The report aims to highlight the role and the influence of the human rights protection’s system provided for by the European Convention on Human Rights (ECHR) and the European Court of Human Rights (ECtHR) on the fight against the environmental crime at the European and national level.

Through an analysis of the ECtHR case-law concerning the infringements of other rights, such as the right to life (Article2) and the right to private and family life (Article8), the reports provides an overview of the ECtHR case-law relating to the respect of the right to a healthy environment. This overview shows the positive obligations incumbent on the Contracting States to criminalise the most serious conducts affecting the environment.

Besides negative obligations arising from the protection of the human rights provided for by the ECHR and imposing a duty on the States of not interfering in the individuals’ enjoyment of their rights, the ECtHR has elaborated the so called “doctrine of positive obligation”, which requires that States actively protect the human rights within their jurisdiction, even through the adoption of preventive and repressive measures against the infringements of human rights perpetrated not only by the State’s action, but also by the private subjects.

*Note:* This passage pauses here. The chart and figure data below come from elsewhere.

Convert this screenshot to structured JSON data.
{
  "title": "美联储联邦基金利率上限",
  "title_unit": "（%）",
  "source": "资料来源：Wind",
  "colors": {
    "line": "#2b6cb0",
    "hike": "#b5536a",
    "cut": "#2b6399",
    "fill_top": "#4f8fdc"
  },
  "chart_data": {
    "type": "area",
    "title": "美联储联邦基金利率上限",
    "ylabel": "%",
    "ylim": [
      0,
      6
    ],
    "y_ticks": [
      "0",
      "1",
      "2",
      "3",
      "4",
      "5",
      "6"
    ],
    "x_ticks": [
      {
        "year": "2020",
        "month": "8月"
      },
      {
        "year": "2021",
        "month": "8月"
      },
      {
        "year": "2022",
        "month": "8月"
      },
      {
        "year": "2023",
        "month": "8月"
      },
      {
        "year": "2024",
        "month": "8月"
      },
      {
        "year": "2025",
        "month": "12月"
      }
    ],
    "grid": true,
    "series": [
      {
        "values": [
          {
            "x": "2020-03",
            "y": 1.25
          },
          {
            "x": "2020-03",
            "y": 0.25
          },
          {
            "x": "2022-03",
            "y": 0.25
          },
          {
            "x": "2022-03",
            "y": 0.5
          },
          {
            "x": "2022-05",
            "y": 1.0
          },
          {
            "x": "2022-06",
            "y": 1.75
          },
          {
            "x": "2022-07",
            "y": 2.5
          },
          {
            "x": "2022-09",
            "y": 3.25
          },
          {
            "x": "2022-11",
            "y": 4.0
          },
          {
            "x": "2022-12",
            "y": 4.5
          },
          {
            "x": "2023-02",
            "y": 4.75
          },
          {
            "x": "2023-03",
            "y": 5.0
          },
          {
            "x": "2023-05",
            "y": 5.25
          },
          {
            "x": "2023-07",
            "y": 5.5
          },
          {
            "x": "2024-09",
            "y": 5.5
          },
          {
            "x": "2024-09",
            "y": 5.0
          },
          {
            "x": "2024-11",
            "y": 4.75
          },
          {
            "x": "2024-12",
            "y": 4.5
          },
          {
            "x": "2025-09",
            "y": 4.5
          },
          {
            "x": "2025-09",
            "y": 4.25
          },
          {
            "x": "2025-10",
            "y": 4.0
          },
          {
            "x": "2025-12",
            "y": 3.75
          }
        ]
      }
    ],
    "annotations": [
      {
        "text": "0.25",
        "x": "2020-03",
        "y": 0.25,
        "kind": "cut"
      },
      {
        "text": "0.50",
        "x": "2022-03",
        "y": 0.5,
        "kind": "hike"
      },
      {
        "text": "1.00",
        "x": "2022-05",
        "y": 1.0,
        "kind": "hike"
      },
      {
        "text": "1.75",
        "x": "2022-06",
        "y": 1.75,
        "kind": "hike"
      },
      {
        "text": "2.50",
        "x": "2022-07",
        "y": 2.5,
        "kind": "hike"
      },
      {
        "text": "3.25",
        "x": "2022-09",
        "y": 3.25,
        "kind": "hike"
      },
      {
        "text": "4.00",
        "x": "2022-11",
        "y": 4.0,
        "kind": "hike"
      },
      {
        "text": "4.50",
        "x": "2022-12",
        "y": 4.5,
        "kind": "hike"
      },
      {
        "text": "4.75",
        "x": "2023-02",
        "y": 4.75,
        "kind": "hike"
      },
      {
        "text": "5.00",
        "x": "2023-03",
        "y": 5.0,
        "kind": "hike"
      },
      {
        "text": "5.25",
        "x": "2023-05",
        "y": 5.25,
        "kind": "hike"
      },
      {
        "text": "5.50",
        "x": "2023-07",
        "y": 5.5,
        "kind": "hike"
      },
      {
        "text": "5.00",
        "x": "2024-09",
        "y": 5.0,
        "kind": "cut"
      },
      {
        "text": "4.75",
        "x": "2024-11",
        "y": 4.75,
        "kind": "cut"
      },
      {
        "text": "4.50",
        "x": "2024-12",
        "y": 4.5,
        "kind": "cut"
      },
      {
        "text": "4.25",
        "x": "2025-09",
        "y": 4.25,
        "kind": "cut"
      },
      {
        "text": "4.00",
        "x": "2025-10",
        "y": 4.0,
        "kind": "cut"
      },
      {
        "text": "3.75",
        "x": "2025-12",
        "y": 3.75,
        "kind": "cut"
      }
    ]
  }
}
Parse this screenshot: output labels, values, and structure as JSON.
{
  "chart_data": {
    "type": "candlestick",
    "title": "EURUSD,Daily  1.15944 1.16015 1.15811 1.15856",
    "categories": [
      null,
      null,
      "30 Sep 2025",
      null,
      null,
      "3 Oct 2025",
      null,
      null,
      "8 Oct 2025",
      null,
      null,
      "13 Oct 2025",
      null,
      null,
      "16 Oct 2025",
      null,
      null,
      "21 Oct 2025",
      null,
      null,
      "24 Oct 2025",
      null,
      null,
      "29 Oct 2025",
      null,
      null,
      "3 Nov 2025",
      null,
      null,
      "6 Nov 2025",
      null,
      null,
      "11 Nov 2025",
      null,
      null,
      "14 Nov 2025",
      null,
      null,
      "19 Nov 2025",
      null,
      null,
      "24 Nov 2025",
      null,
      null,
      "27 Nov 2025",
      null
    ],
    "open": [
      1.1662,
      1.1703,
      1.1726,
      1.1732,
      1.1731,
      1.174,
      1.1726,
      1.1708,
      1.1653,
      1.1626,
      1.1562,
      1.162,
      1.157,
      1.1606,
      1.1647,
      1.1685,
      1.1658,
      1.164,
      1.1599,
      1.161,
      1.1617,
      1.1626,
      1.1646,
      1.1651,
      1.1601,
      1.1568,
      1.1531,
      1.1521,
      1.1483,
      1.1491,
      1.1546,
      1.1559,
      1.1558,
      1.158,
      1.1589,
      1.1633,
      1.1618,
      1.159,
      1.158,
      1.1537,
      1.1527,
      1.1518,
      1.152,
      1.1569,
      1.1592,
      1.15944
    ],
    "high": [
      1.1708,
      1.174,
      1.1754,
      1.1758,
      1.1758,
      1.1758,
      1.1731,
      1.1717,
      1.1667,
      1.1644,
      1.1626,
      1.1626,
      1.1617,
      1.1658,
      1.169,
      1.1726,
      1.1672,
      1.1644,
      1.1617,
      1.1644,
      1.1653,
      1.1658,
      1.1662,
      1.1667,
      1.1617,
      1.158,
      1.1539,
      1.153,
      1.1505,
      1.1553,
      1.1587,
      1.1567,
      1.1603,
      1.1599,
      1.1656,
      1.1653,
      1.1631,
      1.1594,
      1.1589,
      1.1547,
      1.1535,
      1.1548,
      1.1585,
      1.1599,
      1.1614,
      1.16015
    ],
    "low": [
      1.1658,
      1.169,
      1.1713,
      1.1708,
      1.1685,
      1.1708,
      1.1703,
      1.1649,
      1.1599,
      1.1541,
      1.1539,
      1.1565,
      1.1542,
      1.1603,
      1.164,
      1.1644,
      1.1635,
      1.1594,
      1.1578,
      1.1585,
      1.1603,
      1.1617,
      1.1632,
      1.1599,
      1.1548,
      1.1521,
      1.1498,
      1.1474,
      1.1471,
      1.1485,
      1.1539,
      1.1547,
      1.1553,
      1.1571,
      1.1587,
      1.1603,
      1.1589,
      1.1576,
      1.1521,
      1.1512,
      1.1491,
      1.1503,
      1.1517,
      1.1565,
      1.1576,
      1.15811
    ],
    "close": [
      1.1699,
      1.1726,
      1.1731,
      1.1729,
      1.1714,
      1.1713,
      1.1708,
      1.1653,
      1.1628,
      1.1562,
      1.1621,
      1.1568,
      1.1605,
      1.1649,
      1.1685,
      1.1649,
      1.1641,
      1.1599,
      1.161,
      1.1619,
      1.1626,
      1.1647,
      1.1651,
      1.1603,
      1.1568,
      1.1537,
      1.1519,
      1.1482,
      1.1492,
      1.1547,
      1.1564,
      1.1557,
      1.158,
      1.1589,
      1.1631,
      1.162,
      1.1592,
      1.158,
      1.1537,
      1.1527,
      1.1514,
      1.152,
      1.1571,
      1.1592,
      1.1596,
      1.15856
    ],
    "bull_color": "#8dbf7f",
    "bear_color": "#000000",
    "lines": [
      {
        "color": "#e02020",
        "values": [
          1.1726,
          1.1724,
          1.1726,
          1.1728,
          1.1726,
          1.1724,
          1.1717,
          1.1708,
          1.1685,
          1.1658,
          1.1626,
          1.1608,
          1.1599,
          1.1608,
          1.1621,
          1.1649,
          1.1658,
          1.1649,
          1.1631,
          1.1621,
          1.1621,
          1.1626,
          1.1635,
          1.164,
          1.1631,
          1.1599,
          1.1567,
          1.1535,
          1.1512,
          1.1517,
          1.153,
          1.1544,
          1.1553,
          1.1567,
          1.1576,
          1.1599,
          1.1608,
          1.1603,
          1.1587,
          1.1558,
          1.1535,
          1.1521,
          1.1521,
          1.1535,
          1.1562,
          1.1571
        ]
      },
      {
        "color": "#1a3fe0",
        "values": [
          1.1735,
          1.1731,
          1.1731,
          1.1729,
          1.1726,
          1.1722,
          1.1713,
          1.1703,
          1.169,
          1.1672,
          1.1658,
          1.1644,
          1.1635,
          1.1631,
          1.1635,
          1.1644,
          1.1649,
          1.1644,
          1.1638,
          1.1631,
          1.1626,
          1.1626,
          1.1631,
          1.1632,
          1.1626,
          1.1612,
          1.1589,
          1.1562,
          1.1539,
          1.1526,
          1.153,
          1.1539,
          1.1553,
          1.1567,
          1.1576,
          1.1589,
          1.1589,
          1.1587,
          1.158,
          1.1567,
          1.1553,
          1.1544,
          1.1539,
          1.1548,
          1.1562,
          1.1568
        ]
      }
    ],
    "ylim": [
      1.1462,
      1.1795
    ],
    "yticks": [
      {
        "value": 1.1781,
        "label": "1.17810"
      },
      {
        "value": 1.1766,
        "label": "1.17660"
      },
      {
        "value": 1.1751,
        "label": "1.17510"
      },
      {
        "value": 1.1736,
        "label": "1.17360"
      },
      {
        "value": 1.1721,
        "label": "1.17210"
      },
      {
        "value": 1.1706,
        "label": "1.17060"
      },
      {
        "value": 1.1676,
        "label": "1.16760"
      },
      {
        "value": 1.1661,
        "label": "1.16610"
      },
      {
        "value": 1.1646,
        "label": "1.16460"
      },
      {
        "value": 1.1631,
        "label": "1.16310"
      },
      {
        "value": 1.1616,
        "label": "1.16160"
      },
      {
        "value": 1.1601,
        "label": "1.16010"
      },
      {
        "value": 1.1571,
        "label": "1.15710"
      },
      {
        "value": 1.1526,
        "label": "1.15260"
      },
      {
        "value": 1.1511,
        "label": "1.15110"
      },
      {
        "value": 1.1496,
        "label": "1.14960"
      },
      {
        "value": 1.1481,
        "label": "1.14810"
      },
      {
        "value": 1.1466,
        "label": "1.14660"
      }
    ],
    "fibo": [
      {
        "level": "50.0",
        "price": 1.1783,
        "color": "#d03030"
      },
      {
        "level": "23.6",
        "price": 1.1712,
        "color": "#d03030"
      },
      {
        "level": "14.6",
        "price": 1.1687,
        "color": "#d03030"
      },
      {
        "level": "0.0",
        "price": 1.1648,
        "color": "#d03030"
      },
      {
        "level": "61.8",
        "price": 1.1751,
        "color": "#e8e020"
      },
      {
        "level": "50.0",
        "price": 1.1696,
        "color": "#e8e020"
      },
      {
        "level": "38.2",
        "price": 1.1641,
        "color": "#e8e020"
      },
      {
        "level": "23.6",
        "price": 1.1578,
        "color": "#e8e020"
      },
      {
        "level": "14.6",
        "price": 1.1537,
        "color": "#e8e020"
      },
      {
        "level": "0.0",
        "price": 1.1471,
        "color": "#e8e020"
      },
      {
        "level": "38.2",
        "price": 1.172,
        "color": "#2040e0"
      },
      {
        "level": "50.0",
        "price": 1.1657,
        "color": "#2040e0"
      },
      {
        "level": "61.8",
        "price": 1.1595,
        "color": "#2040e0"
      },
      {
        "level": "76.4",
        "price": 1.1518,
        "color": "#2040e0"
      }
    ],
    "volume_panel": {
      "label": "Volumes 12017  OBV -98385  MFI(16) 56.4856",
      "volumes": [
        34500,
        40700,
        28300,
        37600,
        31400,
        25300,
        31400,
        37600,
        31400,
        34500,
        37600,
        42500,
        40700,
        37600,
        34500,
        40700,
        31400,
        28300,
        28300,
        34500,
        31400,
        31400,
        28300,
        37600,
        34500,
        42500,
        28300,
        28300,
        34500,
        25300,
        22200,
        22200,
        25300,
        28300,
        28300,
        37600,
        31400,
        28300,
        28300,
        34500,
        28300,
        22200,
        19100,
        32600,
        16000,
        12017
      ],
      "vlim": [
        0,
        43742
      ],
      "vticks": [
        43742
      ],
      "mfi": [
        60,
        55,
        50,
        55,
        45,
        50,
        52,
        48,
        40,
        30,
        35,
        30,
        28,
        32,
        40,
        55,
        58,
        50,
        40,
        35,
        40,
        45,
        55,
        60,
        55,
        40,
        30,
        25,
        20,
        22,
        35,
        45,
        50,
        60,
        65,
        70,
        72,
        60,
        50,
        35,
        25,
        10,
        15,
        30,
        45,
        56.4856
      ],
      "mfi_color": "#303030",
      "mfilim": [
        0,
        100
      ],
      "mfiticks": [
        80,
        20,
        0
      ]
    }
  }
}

The report also focuses on the influence of the ECtHR case-law concerning the environmental matter on the EU legal system; indeed, it is possible to draw a kind of “integrated restrictions”  table, built up from the limitations established by the ECtHR jurisprudence (i.e. the principles of necessity and proportionality of the criminal intervention), which can represent specific guidelines for the EU legislator, in the development of the competence in criminal matter provided for by Article 83 TFEU, in order to prevent an excessive use of such a competence.